There are American newspapers that typify just about every era. We had the revolutionary newspapers during the War for Independence, with Ben Franklin’s writing affecting the outcome of the war. By the 20th century, characters like Hearst became infamous for bringing yellow journalism into the mainstream. Perhaps he’s to blame for the current state of affairs, a colorful history that brings our current age of clickbait into perspective. And as for the internet age…
For much of the early internet era, it resembled a small community with people trying to connect and a friendly message board driven news community. By the mid-2000’s with its explosion in popularity and reliance on search engines, journalists and bloggers were more interested in attracting the attention of search engines than they were of direct viewers. Sites essentially lived and died by their page ranking. However, as the web switched from search engine based to social media driven, we saw a gigantic shift, with the penultimate moment being the arrival of Upworthy.

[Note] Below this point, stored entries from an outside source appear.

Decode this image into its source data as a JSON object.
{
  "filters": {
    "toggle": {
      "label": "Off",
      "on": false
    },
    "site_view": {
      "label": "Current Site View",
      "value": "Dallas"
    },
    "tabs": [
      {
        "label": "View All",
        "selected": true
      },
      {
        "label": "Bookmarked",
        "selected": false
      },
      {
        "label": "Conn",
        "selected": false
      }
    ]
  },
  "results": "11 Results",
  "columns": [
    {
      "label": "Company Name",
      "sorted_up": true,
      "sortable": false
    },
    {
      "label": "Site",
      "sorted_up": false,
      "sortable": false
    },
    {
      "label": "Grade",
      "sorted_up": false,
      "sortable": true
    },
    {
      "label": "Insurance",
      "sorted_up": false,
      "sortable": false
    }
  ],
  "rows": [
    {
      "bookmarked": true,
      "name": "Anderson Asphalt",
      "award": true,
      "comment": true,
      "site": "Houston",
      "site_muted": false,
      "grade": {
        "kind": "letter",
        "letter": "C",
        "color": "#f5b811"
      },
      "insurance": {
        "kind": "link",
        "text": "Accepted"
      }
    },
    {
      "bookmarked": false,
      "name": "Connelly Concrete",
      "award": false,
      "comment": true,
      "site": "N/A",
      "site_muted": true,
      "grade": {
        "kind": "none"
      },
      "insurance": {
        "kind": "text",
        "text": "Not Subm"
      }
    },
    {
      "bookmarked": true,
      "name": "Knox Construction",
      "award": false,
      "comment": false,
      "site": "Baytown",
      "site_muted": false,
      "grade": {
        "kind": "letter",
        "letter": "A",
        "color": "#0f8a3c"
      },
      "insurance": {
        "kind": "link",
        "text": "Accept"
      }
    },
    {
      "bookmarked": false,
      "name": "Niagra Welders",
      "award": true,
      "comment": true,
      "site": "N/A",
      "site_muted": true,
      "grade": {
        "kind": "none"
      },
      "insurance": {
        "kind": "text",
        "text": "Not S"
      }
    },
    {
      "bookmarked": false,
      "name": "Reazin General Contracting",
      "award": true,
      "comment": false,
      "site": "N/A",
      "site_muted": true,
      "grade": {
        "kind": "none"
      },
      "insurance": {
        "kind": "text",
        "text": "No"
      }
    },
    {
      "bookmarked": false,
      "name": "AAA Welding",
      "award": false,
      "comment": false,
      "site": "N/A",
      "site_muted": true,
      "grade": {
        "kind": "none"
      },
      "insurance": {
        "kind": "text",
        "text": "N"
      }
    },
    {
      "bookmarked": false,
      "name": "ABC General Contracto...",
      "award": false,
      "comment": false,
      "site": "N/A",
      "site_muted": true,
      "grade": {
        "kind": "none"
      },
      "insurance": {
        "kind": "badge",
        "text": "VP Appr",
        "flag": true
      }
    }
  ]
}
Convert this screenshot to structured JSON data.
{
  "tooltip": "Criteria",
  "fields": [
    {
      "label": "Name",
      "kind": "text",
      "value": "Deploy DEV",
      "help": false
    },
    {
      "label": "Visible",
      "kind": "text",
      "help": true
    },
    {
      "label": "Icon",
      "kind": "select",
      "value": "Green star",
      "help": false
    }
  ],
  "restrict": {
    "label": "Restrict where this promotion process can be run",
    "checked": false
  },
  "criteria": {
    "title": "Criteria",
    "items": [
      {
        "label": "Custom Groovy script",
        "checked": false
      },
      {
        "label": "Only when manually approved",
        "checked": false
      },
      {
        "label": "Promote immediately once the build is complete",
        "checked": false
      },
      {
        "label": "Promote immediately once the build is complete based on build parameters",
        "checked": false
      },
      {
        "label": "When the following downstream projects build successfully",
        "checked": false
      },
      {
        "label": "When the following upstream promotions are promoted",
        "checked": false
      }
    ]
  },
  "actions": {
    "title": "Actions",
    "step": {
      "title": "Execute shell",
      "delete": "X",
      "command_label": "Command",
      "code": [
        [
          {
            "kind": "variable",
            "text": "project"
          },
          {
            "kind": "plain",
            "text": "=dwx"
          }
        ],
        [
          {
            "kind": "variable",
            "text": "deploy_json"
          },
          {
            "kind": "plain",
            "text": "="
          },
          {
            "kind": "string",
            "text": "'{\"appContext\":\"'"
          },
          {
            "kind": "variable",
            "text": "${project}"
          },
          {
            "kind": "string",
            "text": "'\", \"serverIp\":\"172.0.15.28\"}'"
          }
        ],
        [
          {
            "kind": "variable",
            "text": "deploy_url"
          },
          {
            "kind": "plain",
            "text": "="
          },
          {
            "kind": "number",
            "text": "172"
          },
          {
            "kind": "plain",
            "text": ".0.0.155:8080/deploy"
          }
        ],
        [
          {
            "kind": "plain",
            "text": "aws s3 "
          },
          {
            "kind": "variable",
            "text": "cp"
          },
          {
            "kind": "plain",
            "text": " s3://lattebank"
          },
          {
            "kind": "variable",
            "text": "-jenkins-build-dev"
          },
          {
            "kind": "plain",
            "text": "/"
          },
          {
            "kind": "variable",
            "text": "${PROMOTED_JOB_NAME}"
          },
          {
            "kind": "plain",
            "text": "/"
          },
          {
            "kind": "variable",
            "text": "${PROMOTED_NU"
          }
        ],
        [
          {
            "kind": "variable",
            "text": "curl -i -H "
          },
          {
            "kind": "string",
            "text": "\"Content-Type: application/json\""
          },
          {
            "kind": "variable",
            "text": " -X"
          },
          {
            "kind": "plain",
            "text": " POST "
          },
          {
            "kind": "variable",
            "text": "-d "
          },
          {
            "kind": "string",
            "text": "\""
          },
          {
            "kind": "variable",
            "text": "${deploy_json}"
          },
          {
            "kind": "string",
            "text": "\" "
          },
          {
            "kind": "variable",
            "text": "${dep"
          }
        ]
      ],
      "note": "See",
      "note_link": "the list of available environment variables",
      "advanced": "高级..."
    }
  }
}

“The Google self and the Facebook self, in other words, are pretty different people. There’s a big difference between “you are what you click” and “you are what you share.”
-Eli Pariser Founder of Upworthy
The New Era
Started by Eli Pariser, the former executive director of MoveOn, and Peter Koechley, the former managing editor of The Onion, Upworthy set out with a very politically oriented goal of reaching people who “supported gay marriage” and “believed in climate change.”
Claims of objectivity went out the window, and they doubled down on their goal of presenting their viewpoint as beyond debate and scaling massively. Within two years from their start, they’d scaled massively and reached 87 million uniques a month, a number larger than the New York Times readership.
There’s certainly no going back to a more romantic era in media, and that leaves us in a precarious situation. The information gap in headlines and the emotional triggers aren’t going anywhere. And no amount of willpower will keep you away from the clickbait forever.
Fortunately, there are a few things we can do to avoid being misled by misinformation and clickbait.
Look at the source. The most obvious solution is to look at the source and avoid the writers who routinely use clickbait. The most egregious cases seemed to come from the same writers.
If you read something outrageous in a headline and the writer backtracks within the article, stop, note, and process. What’s the new reasoning that they’ve made? Unless your brain processes this subtle change, the misinformation will stick.
If the information gap is too large in the headline or, the image and the headline aren’t congruent, avoid the article. Images that show a fire burning down a forest next to an article that talks about economic markets are trying to pull on your emotions rather than engage with you logically.
We live an interesting time, where those who choose to stay informed ironically are more likely to receive misinformation. It takes a tactile mind to sidestep this and filter out the noise.